20代の頃、バイト仲間で麻雀が流行して、毎日のように打っていたことがある。夜勤で、男ばかりで、みんな未来への展望はなく、暇を持て余していた。麻雀でもやらないとやっていられない。


でも、就職したり、実家に帰ったり、バンドがちょっと売れたりして、みんなバイトをやめていった。僕はやめなかったけど、夜勤の「稼ぎ」よりも、早番の「生活リズムの安定」を選んだ。夜勤仲間とは当たり前だけど徐々に疎遠になった。


それで、気づくと麻雀を打たなくなった。打たなくなってみると、安心と言えば安心。あんなに時間を無駄にするものはない。一日中ずっとツモっては切り、ツモっては切りを繰り返してどこにも行き着かないなんて、正気の沙汰とは思えない。
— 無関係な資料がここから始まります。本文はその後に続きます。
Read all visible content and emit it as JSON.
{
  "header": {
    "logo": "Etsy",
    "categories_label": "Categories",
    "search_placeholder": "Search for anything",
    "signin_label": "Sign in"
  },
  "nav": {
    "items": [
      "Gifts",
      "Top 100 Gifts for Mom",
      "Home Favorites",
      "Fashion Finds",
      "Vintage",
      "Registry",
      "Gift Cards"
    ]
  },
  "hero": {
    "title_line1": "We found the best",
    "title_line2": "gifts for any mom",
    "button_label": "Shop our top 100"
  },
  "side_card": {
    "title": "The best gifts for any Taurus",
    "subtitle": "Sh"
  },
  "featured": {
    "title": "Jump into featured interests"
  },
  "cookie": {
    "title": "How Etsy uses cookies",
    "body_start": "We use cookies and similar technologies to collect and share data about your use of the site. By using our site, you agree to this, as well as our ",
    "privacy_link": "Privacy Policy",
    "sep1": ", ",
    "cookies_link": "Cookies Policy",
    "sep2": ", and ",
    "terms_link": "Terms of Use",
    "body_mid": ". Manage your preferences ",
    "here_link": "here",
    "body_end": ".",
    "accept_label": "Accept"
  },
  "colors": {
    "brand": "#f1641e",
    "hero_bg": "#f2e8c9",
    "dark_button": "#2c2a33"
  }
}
でも、どこか寂しくはある。本当は、時間を無駄に使いたいんだ。少なくともその間は、「時間を有効活用しなくちゃ」みたいなプレッシャーフルな世界観から自分を解放させられる。たしかに、毎日のように打っていたあの頃はちょっと人生をナメてた。それは反省してる。でも、時々なら、人生をナメたような態度で過ごしたいじゃないか。

 

そんなようなことを思ってかどうかわからないけど、職場で後輩のT君が誘ってくれた(後輩と言っても、今は3つぐらい上の階級の上司だ)。当時の麻雀仲間で、比較的マシな腕(将棋で言えばアマ初段ぐらい?)の4人がいて、よく打ってた。その4人で卓を囲もう、と。


今までも度々、「今度打ちましょうよ」とは言ってくれていて「うん、そうだね」みたいなやりとりはしてたんだけど実際には集まろうともしなかったのに、今回は本当に集まることになった。僕はこのことがなんとも不思議。「飲みに行こうよ」って言って全然行かない世界と、実際に行く世界があって、そのパラレルワールド、「行く世界」と「行かない世界」の話。


普通、パラレルワールドの話を考えると、「ちょっとした違いがあったことによって、いじめっ子のビフが召使いになってたり、カジノ王になってたり、全然違う未来になる」みたいなことを思い浮かべる。でも、飲み会とか麻雀とかだと、「行く世界」と「行かない世界」に、見分けなんてつかない感じがする。実際には集まって麻雀打った方の現実にいるけど、あのまま麻雀を一生打たないままの人生があったとしても、まったく何も変わらない気がする。


その4人は、友達と言う感じではなくて、多分麻雀以外の理由で集まらないと思う。でも、相互に最低限の敬意を持っている。「礼儀」というほど立派なものではないけど、ある程度真剣に対局する相手がいないと、勝負ごとが面白くないことをお互いに分かっている。この「ゲームへの真剣さ」の度合いは、他人に強制できないから、同じぐらいの真剣さのレベルで遊べる仲間と出会えることは幸運だ。


麻雀に夢中になる程度には世の中のことをクソだと思っていて、でも丁寧に麻雀を打つ程度にはヤケになってない感じ。人に嫌われても別にそこまで気にしないけど、わざわざケンカを売ったりはしないし、どちらかといえば下手に出ることも多い、みたいな性格も共通していて、あまり気を使わずに済むのがいい。


実際に打ってみて、やっぱり麻雀自体はグズグズだったけど、少なくともまだ楽しいと思えることは分かって安心した。時間をドブに捨てて爽快だった。また何年後かに集まりたい。